Most people fixate on what a property costs or how much they can write off. But the placed-in-service date — when the IRS considers a property ready and available for use — plays a crucial role in determining bonus depreciation eligibility for cost segregation studies.

And as bonus depreciation continues to phase out (or possibly bounce back), that timing has never been more important.

Why placed-in-service timing gets overlooked

The IRS defines “placed in service” as the moment a property is ready and available for its intended use.

For rentals, that means:

  • It’s available for move-in, and,
  • It’s listed or actively being shown.

But in practice, this definition gets misapplied. Some real estate owners assume the closing date is enough. Others delay listing the property until after the new year, missing key depreciation opportunities.

And that gap between intent and readiness? That’s where deductions quietly slip away.

Bonus depreciation: The clock is ticking

Under current law, bonus depreciation is tapering fast:

  • 2024: 60%
  • 2025: 40%
  • 2026: 20%
  • 2027: 0%

The difference between a property placed in service on December 31 versus January 2 can translate into tens of thousands in immediate deductions.

And just to make things more interesting — on May 9, the House Ways and Means Committee released a draft bill that would reinstate 100% bonus depreciation retroactive to Jan. 20, 2025. (The bill was passed last week by the House as part of the One Big Beautiful Bill and is now with the Senate.)

The result? Accountants now have to think in two timelines:

  • What the current rules say;
  • What Congress might say a few months from now.

It’s a tricky season to navigate — but also one where proactive advice carries real weight.

Typical scenarios where timing matters

Placed-in-service missteps don’t always show up on a tax return — but they quietly erode what could’ve been better results. Some common examples:

  • End-of-year closings where the property isn’t listed or rent-ready until January.
  • Short-term rentals delayed by renovation punch lists or permitting hang-ups.
  • Commercial buildings waiting on tenant improvements before becoming operational.

Each of these cases may involve a difference of just a few days — but that’s enough to miss a year’s bonus depreciation percentage.

Planning moves for the second half of the year

As Q3 and Q4 approach, here are a few moves worth making:

  • Confirm the service-readiness timeline with clients acquiring property in the second half of the year.
  • Educate on what “in service” really means — closing isn’t enough.
  • Create a checklist for documentation: utilities on, photos of rent-ready condition, listings or lease activity.
  • Track bonus depreciation eligibility relative to current and potential legislative shifts.

For properties acquired late in the year, encourage clients to fast-track final steps. The tax impact of being placed in service by December 31 versus January 2 is larger than most realize.

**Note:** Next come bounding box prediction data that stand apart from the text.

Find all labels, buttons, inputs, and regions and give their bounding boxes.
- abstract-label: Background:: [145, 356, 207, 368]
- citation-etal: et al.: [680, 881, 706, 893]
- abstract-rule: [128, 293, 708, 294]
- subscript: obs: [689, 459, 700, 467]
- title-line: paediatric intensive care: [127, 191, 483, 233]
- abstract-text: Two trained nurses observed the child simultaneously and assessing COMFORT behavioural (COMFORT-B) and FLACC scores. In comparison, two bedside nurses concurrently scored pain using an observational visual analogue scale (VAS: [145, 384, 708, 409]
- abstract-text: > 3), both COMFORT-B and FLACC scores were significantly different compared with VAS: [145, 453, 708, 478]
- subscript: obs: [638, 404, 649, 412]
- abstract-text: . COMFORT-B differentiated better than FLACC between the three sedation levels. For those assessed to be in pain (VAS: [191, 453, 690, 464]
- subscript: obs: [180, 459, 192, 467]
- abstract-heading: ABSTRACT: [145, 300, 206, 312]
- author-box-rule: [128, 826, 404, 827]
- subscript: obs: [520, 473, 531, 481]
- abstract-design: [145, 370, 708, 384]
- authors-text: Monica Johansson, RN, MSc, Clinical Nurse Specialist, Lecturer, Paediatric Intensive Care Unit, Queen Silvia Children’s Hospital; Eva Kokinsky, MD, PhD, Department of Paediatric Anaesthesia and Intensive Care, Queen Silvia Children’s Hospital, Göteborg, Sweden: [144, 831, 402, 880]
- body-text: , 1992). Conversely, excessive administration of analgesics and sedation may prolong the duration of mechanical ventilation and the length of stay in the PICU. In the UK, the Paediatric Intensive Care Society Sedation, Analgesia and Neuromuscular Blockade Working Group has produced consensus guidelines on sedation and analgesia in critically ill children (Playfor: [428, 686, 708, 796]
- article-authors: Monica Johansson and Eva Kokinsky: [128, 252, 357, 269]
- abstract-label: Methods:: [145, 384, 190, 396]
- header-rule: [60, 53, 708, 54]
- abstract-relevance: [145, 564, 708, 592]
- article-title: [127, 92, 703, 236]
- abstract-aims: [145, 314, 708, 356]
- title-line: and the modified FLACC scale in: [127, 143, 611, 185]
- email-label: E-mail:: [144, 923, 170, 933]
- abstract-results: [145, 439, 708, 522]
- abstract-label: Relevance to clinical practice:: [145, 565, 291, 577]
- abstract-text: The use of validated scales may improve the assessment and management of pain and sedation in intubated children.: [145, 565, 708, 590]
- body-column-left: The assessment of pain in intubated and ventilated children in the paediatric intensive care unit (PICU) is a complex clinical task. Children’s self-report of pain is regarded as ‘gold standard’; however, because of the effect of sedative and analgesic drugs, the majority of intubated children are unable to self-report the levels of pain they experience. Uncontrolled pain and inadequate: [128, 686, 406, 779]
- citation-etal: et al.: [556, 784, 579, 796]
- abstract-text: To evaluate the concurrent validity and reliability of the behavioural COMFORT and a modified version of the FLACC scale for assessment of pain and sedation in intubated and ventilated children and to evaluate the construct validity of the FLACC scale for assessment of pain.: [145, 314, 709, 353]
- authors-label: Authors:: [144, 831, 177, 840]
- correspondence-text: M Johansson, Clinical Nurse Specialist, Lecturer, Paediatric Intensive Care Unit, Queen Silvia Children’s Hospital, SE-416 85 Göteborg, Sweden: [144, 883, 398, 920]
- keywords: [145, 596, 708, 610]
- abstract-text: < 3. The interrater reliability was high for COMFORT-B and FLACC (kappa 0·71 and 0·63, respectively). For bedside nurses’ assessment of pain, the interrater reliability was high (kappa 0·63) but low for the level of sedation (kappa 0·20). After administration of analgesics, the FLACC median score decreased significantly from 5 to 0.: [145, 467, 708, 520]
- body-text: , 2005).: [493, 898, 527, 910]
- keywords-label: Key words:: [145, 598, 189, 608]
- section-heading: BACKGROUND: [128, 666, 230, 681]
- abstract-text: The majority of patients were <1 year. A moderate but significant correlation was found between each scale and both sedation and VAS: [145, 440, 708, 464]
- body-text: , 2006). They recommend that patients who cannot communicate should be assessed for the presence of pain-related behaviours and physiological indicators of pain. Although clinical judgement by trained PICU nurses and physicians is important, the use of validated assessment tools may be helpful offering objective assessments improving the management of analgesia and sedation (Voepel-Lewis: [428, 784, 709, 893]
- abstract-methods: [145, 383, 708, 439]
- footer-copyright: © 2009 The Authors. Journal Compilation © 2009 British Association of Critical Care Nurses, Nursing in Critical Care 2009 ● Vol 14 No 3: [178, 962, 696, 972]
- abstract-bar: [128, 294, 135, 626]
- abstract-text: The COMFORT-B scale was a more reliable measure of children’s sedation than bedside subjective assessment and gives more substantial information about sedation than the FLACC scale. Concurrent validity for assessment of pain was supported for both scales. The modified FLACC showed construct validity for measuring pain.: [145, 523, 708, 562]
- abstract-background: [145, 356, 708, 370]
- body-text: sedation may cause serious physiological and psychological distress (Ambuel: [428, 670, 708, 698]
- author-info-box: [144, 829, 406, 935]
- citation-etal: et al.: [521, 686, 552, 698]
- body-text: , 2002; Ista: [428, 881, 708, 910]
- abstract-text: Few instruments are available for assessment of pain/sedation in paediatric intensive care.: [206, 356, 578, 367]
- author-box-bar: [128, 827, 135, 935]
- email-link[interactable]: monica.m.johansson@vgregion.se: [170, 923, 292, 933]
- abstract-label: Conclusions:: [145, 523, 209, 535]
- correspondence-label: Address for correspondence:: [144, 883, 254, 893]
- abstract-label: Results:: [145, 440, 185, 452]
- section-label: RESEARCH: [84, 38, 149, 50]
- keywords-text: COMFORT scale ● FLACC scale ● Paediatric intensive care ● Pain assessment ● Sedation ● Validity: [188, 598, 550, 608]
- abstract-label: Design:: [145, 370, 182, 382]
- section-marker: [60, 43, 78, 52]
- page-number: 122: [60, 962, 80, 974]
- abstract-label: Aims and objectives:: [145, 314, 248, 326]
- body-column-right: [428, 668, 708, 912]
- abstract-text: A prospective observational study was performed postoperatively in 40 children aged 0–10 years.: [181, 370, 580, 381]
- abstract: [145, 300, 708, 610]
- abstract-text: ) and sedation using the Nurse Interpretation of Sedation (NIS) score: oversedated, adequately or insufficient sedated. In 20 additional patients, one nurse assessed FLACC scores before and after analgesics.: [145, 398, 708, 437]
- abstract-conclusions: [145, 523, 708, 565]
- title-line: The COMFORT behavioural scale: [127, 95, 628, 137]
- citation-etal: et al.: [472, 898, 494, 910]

If the window closes, there’s still value

Even if a property misses bonus depreciation, cost segregation still creates long-term savings — especially for high-income earners.

Partial-year depreciation still applies, and in some cases, Form 3115 can allow for catch-up depreciation in future years. The strategy may shift, but the opportunity doesn’t disappear.

Placed-in-service dates don’t usually show up on investor spreadsheets. But they’re one of the most controllable levers in maximizing tax savings. For CPAs and advisors, helping clients navigate that timing correctly can deliver outsized results.

Because at the end of the day, smart tax planning isn’t just about what you buy — it’s about when you put it to work.